Compounding the issue is vendor lock-in, where organizations find themselves trapped in proprietary ecosystems with limited flexibility. Decisions about pricing, product updates, and data handling are often made offshore, without European input. As digital infrastructure becomes inseparable from national security, the question of who controls it grows more pressing.
In response, European governments are taking concrete steps. France is investing in sovereign cloud platforms with certifications like SecNumCloud, backing providers such as OVHcloud. Germany is systematically reducing non-European software across federal agencies. Denmark’s shift to Linux reflects a commitment to transparency and security, not just cost savings.
This movement isn’t driven by anti-American sentiment or protectionism. Instead, it’s a pragmatic recalibration of risk. Over-reliance on a narrow set of foreign providers makes digital systems brittle, not resilient. Europe is now prioritizing diversification, open standards, and local jurisdictional control as pillars of a stronger digital future.
A practical roadmap to digital sovereignty begins with a thorough audit of existing technological dependencies. Organizations must identify where they are most exposed to external control and develop phased strategies to increase portability and resilience. This could involve migrating workloads to sovereign clouds, adopting open-source software, or decoupling critical functions like identity management from single-vendor solutions.
Governments play a crucial role through policy, procurement standards, and investment in local innovation.

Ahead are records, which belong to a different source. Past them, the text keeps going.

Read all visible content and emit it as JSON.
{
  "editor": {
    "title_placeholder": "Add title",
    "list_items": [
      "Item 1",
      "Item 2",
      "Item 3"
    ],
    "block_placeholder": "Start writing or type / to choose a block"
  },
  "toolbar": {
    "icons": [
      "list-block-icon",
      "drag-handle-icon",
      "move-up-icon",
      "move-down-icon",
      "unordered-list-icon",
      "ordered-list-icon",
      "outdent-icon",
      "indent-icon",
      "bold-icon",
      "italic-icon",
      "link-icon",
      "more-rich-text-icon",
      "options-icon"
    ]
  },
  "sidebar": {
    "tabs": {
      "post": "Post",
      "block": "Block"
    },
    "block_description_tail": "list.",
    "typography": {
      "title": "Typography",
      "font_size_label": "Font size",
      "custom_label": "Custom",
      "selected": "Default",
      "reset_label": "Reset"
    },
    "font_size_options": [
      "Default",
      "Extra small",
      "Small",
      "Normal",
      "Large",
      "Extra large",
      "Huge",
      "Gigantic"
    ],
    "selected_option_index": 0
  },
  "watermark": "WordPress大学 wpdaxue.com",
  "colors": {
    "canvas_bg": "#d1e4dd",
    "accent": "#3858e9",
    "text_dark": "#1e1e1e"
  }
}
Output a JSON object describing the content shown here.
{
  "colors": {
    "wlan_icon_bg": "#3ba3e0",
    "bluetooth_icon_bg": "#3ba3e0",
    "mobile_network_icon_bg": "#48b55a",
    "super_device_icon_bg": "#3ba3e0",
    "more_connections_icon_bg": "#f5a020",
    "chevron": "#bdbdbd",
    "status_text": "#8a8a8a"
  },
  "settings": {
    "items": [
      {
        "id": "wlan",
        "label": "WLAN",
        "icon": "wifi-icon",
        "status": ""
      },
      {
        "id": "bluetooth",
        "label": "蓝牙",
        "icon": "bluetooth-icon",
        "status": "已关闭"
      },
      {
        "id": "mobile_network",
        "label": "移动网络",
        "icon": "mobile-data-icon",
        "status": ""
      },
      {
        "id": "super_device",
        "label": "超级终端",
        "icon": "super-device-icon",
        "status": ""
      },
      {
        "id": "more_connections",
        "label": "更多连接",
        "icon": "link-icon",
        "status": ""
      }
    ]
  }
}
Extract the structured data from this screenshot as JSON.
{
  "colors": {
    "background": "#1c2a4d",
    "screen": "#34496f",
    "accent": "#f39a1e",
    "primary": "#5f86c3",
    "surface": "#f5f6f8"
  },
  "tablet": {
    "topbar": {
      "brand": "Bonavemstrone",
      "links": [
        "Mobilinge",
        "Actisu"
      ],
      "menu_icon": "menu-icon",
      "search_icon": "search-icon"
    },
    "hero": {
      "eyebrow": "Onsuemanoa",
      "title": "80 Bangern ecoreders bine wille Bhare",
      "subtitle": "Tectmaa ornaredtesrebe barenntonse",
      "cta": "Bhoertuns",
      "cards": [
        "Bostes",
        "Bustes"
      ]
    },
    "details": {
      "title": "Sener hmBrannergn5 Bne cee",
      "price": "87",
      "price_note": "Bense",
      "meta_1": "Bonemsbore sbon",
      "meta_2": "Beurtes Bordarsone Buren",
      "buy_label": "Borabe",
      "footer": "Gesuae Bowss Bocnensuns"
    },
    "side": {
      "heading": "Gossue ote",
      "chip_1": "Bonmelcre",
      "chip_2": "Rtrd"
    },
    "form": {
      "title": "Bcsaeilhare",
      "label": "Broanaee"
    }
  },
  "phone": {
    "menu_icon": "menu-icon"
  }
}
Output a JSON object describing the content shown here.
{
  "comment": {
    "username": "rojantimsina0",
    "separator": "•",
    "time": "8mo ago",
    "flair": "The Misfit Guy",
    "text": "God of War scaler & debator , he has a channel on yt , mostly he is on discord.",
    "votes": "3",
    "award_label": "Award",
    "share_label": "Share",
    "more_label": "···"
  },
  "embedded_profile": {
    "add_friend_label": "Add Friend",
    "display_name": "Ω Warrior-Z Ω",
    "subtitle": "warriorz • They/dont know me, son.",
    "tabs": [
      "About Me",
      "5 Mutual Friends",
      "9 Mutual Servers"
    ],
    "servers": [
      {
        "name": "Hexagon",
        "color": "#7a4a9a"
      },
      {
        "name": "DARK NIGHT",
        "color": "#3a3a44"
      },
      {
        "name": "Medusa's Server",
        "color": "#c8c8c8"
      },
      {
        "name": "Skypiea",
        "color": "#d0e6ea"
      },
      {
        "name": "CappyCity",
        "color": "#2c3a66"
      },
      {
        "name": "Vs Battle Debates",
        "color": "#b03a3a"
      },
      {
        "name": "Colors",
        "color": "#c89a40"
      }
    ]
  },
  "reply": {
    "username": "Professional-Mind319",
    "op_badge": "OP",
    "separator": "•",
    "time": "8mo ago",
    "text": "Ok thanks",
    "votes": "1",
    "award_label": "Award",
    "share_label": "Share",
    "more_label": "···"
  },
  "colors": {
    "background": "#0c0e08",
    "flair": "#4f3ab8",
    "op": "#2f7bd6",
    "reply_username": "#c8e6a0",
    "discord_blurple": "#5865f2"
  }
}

Building sovereign capability is an ongoing process, requiring sustained support for skills development and homegrown technology ecosystems.
In today’s world, digital systems underpin everything from healthcare and education to finance and defense. Control over this infrastructure is no longer a technicality, it’s a cornerstone of strategic independence. Europe faces a clear choice: continue outsourcing its digital future or invest in a sovereign stack that aligns with its values, laws, and long-term interests.
True digital sovereignty isn’t about isolation. It’s about agency, the ability to shape a technological landscape that reflects European principles and ensures lasting resilience.